Fears of hard winter over Covid and flu mix

time:2023-05-31 02:46:58 source:The New York Times

More than a quarter of Welsh hospital beds could be taken up by patients with Covid, flu and other respiratory illnesses at the winter peak, according to latest predictions from scientists.

A "worst case" scenario suggests 2,750 hospital beds could be full.

Health Minister Eluned Morgan, unveiling her winter plan, said it was "never too late to be vaccinated".

Last winter the UK escaped the typical flu season, thanks to the high prevalence of mask wearing.

But modelling by Welsh government scientists suggests in a "worst case" scenario that Covid, flu and other respiratory conditions could account for 2,750 hospital beds - or 28% of total capacity at the peak.

The "most likely" scenario peaks at about 1,400 occupied beds, or 14% capacity.

Covid admissions are "most likely" to peak at 100 patients in December, according to the scientific report.

"It is still possible we may see a relatively quiet winter in terms of pressures due to influenza, Covid and other respiratory viruses - however 'hope' is not a good planning strategy," the report says.

Fiona Kinghorn, public health director at Cardiff and Vale health board, fears "we're in for a hard winter" and said cases were already starting to rise.

But a simultaneous peak in flu and Covid cases is something Ms Kinghorn said she was "extremely worried about".

She added: "It's very difficult to predict the trend but it's likely that as we get into November we'll start to get much higher numbers of cases.

"We don't have the immunity like we had the past couple of years, because we had so many measures that helped protect against respiratory viruses," she said.

"So we are really worried we're going to have a difficult winter.

"We're worried about the impact on our health service, and our social care services. Our health services are already under strain."

Ms Kinghorn said the Cardiff and Vale region alone had already given out 75,000 vaccine doses.

Public Health Wales figures show 66% of care home residents have received their autumn Covid booster, though the figure is as low as 17.5% in Pembrokeshire.

The target is that all those eligible will be offered a jab by the end of November, with 363,023 having received theirs up to 5 October.

GPs are worried that flu and Covid will add to already increasing pressures on the service, including people on waiting lists reporting their conditions are getting worse.

Dr Phil White, vaccination lead for the BMA's Welsh GPs' committee, said there could be a "substantial increase" in cases compared to the past two years, given the experience already in Australia and other southern hemisphere countries.

This is often the forerunner of what happens in the winter here.

"Come December and January, we might well be in the throes of an epidemic unless we ensure everyone who needs to be vaccinated is vaccinated for both influenza and Covid," he said.

In addition, the goal is that those eligible will be offered a flu vaccine by the end of December.
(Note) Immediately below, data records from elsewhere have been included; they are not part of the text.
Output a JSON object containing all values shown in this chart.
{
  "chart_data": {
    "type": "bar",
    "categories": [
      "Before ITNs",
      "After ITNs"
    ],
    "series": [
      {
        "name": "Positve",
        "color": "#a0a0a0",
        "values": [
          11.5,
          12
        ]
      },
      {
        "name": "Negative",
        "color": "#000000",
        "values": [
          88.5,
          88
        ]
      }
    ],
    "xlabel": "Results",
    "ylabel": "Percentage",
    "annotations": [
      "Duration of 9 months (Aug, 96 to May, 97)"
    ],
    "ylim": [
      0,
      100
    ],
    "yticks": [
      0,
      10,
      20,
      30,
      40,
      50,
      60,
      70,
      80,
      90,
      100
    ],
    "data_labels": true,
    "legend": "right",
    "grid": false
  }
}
Among those getting the jab on Monday was Katie, who works in the medical genetics department at the University Hospital of Wales in Cardiff.

"We see a lot of immunocompromised patients undergoing chemotherapy," she said.

"By protecting myself I'm also protecting both them and other workers within the department, to make sure we get crucial results out to patients when they need."

Janet Ferguson, from Cardiff, said she felt it was important to get her fourth Covid jab.

"Because of my age and I see a lot of the elderly, so it's protecting them as well," she said.

The health minister said she is expecting rates of Covid and flu to bring "quite an intense peak" towards December and January.

"If we had flu and Covid at same time, when people want to take time off, that'll be a crunch point for us," said Ms Morgan though she added that health boards have been working on a plan to try to take pressure off the system.

The minister has also announced an additional £2m to upgrade emergency department waiting areas over the winter.

The money will be spent on improved seating, information screens, better access to food and water, along with wifi and charging points.

It comes as many A&E departments have seen patients waiting 12 hours or more at peak times in basic waiting areas.

Asked if that investment is an indication of what patients can expect, the minister said, "I think those waiting in A&E will be grateful for the additional investment."

She added that further announcements are due on increasing bed capacity in hospitals, which would be "proportionately more than in England" but the details are being finalised with local authorities.

The Welsh Conservatives said it was a "statement of ambition, not a plan, and while what has been outlined includes positive steps, it comes far too late for an NHS long under pressure".

The NHS Confederation in Wales, which represents health boards, said: "The NHS continues to strive to improve services, waiting times and outcomes for patients. But without key system changes, such as a long-term, sustainable plan and investment in social care, patient flow through the system will continue to be an issue".